By Lakshmi Kamalakar

THE year 1998 has been dismal for the Hindi films, in the sense that ‘the movies which recovered their investment can be counted, literally on one’s fingers. Super hits of course were as rare as rain in the Rajasthan desert. Two titles that come to one’s mind are Pyar kiya to darna kya and Pyar to hona hi tha whose performance at the box office has salvaged the prestige for movies from the mills of Mumbai.

But, there is one film that stands out amidst a heap of flops, more for its artistic excellence and thematic topicality than for its box office performance. The film Satya made by Ram Gopal Varma is undoubtedly; the film of the year. Satya the film with a predominantly Mumbai flavour is doing extremely well in Mumbai, Maharashtra and the south.

Satya, an unemployed youth who goes to Mumbai with dreams in his eyes, gets unwittingly drawn into the underworld, grows to a prominence in it and ends up as a tragic victim of this ‘anti-system’, if it may be called so.

Satya graduates in the world of bullets in the endearing company of Bhiku Mhatre and Kallu mama yearns for the affection of Vidya and ends up losing his valuable life. The message is that the road to the underworld is a blind alley. Yet another attempted eye-opener for the youth being lured by the easy money in mafia and militancy.

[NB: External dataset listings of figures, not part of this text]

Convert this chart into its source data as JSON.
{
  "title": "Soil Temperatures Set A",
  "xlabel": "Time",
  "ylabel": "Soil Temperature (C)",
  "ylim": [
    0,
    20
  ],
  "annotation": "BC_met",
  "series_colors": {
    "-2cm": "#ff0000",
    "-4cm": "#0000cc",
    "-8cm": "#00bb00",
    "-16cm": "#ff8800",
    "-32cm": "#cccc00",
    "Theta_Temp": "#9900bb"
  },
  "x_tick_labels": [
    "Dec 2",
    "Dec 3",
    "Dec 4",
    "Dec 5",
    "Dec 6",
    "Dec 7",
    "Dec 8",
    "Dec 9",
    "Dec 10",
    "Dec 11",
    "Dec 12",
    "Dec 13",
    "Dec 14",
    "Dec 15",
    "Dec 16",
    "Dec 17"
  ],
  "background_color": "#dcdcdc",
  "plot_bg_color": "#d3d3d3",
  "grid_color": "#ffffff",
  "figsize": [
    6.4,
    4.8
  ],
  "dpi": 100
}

Does the story-line ring a bell? Isn’t Satya similar to Chandrachur Singh of Maachis? Doesn’t Bhiku Mhatre remind one of Om Puri? Is Vidya not a perfect foil to Tabu? Yes, Satya, the film reminds one of Maachis. Well, this is not to belittle the excellent work done by Ram Gopal Varma and the world class performances he drew from artistes like Manoj Bajpai and Saurabh Shukla, who lived in; the roles of Bhiku Mhatre and Kallu mama, to say the least.

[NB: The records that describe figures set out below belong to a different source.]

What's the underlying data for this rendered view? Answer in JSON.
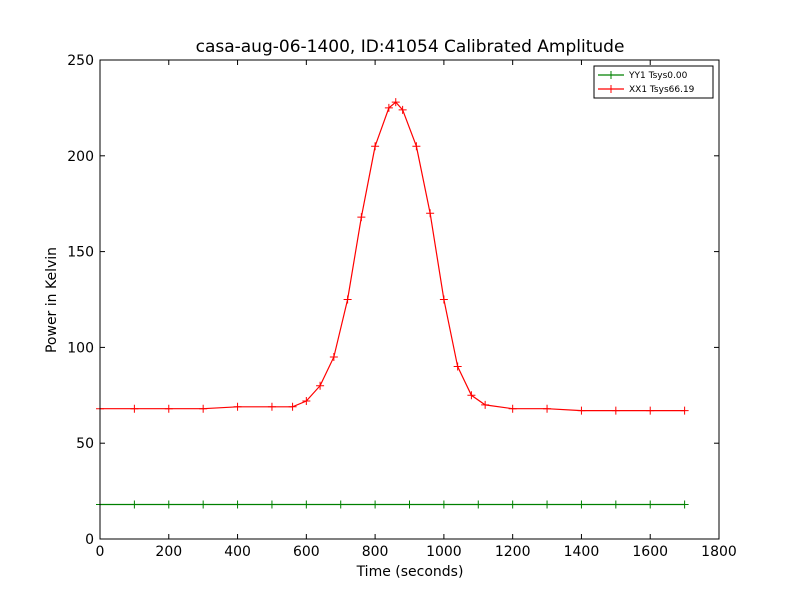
{
  "chart_data": {
    "type": "line",
    "title": "casa-aug-06-1400, ID:41054 Calibrated Amplitude",
    "xlabel": "Time (seconds)",
    "ylabel": "Power in Kelvin",
    "xlim": [
      0,
      1800
    ],
    "ylim": [
      0,
      250
    ],
    "xticks": [
      "0",
      "200",
      "400",
      "600",
      "800",
      "1000",
      "1200",
      "1400",
      "1600",
      "1800"
    ],
    "yticks": [
      "0",
      "50",
      "100",
      "150",
      "200",
      "250"
    ],
    "grid": false,
    "legend_position": "top-right",
    "series": [
      {
        "name": "YY1 Tsys0.00",
        "color": "#008000",
        "marker": "+",
        "x": [
          0,
          100,
          200,
          300,
          400,
          500,
          600,
          700,
          800,
          900,
          1000,
          1100,
          1200,
          1300,
          1400,
          1500,
          1600,
          1700
        ],
        "values": [
          18,
          18,
          18,
          18,
          18,
          18,
          18,
          18,
          18,
          18,
          18,
          18,
          18,
          18,
          18,
          18,
          18,
          18
        ]
      },
      {
        "name": "XX1 Tsys66.19",
        "color": "#ff0000",
        "marker": "+",
        "x": [
          0,
          100,
          200,
          300,
          400,
          500,
          560,
          600,
          640,
          680,
          720,
          760,
          800,
          840,
          860,
          880,
          920,
          960,
          1000,
          1040,
          1080,
          1120,
          1200,
          1300,
          1400,
          1500,
          1600,
          1700
        ],
        "values": [
          68,
          68,
          68,
          68,
          69,
          69,
          69,
          72,
          80,
          95,
          125,
          168,
          205,
          225,
          228,
          224,
          205,
          170,
          125,
          90,
          75,
          70,
          68,
          68,
          67,
          67,
          67,
          67
        ]
      }
    ]
  }
}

The similarities do not end there. The lyrics of Satya are penned by Gulzar and set to lilting tunes by none other than Vishaal Bhardwaj. Both Maachis and Satya address the problems of particular regions, Punjab and Mumbai respectively. Accordingly, the reception accorded by the cinegoers has been fragmented, viewed from a national angle. While Maachis took Delhi and Punjab by storm, in terms of box office success, Satya is creating a sensation in Mumbai and Maharashtra.

Then, haven’t the buyers grown wiser with the success of Maachis? The fact that Satya had no takers, at a price demanded by Varma, is more because of the debacle of his earlier film Daud than the inherent commercial potential of Satya. Of course, it is now Varma who is laughing all the way to his bank.

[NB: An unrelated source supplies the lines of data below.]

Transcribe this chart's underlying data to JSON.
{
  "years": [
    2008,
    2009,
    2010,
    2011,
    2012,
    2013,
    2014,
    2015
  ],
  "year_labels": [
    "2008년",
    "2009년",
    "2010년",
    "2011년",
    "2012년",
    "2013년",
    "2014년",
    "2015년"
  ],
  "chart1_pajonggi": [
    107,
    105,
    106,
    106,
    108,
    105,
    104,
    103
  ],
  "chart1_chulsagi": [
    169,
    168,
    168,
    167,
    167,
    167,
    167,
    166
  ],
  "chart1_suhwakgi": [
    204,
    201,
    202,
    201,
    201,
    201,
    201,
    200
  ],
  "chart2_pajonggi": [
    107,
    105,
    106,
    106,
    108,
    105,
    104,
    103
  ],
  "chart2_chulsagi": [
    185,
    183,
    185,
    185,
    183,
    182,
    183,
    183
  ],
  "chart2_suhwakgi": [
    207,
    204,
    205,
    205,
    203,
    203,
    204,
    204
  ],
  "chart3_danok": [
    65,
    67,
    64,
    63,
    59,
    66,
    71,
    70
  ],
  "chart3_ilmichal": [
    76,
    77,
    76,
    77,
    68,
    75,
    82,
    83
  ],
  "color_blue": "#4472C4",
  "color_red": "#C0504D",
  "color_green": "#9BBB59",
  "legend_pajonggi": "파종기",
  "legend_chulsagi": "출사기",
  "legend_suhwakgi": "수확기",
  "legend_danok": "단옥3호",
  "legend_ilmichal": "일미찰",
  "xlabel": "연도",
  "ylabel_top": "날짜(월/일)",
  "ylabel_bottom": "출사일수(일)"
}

Like Maachis, Satya also became the talk of the nation. While on one hand, it received a very high acclaim even from the most renowned critics of the films, on the other hand it invited the wrath of police commissioner of Mumbai who recommended a ban on the movie. A couple of killings shown in the film were emulated by the underworld in real life. The controversy failed to gain much ground for soon came the exemption of entertainment tax for the film, by the state government. Maachis too had been accorded a tax exemption, while a section of people had asked for a ban

What emerges from the success of is that Varma has definitely towed Gulzar’s line, in that a purposeful theme can be narrated in a commercially viable celluloid format. And, Gulzar and Varma have both succeeded in successfully blending the art cinema and mainstream cinema, for Maachis and Satya belong to both the streams. The mashaal lit by Gulzar with Maachis has been kept burning by Varma’s Satya. It is now upto the other filmmakers of the Bollywood to keep the mashaal of meaningful cinema glowing. Thank you Gulzar. And thank you Varma.